I should have said wherever rather than at all times when. I don't try to discuss this a lot so I guess I'm not as precise at organizing my thoughts as I'd like to be. Thanks. Yeah, "superbugs" are disproportionately at hospitals, and garden variety bacterial species; they cause problems because patients tend to have wounds or compromised immune systems, and because the frequency of antibiotic use at hospitals encourages thriving populations of resistant strains.

Ah, yes, I can see that now, "[m]ore narrowly targeted immune system boosting" is definitely an option. Although ... do we want everyone in the country/world taking the same "ImmuneBoost(TM)"...? (Not a particularly useful criticism, but still something to also think about.)

Especially if we can find ways sufficiently weighted towards bacteria. The major thing that saves us with them is that their significant low level differences from eukaryotic cells, e.g. those smaller and different ribosomes that provide a handy target for various antibiotic families (they're the organelles that synthesize proteins). Or their plant style cell walls.

(I stopped paying attention to the details of immune system in the late '70s when I noted how fast we were learning about it, i.e. for me it's something to learn/review "on demand", so I can't make any really specific suggestions as to what to do or judge the feasibility.)

I'm a fan of distributed separately-evolving defenses, and identical ImmuneBoost(TM) given to everyone, that has the same effects in everyone, could I suppose create susceptibility to some HIV-style pathogen that triggers and/or hijacks the specific boosted aspects of the immune system. HIV is very careful (i.e. has evolved) to stay dormant for a long time... it probably didn't start out that way, and suffered as a result. Any sort of pathogen that targets the immune system has to be similarly careful; otherwise it suffers the same fate of all extremely lethal pathogens: killing the host population faster than it can spread.

Another promising research avenue is bacteriophages. I don't know why it's being pursued more in the former Soviet Union than it is in the West. I suppose even with targeted bacteriophages there's some risk that they could mutate and start targeting beneficial bacteria, which would be a problem.

A cute CS-inspired theoretical approach would be to throw variable layers at the problem. With genetic engineering, create bacteria that function as a supplemental immune system, but in a very narrow way; the bacteria would, possibly in collaboration with the host immune system, generate specific bacteriophages for any pathogenic bacteria they come into contact with. Obviously it wouldn't work against pathogenic viruses, but other than the (perhaps impossible) difficulty of having a cell able to generate novel bacteriophages, it doesn't seem so outlandish. If we get to the point where we can write code for a wide variety of biological activity and get it translated into DNA, then such a bacteriophage-generating bacterium might be possible.

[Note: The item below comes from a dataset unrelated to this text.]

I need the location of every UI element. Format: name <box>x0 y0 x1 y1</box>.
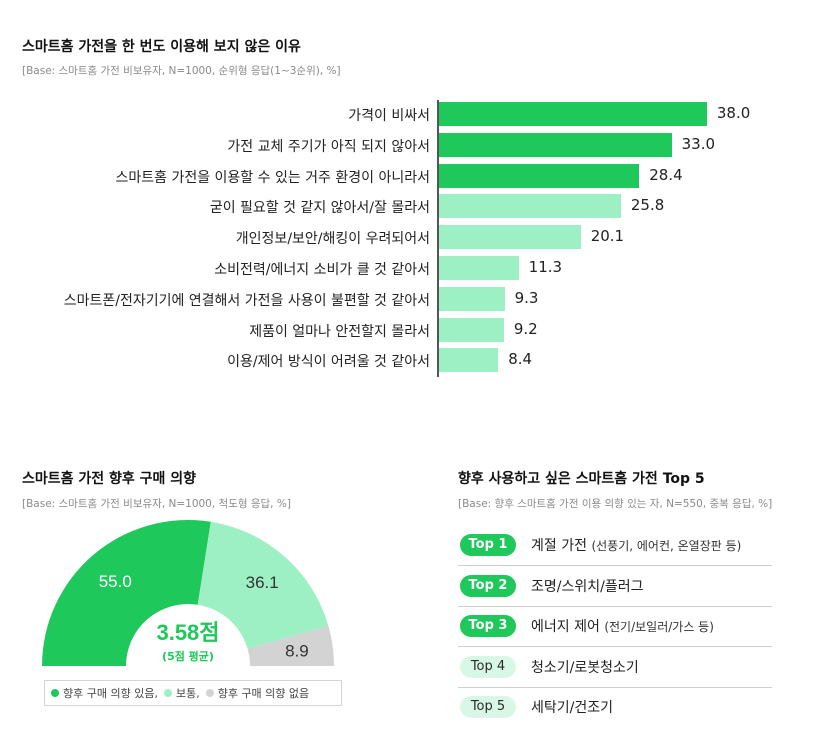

I realize there are pathologies imaginable with any possible solution. The question is how likely is it that natural or engineered pathogens will target whatever new targets are available. Bacteriophage-generating bacteria could be hijacked by viruses, mutated by gene transfer with harmful bacteria to do bad things, or even give their bacteriophage-generating properties to pathological bacteria which might then gain mutations to generate human-targeting viruses... wouldn't that be fun.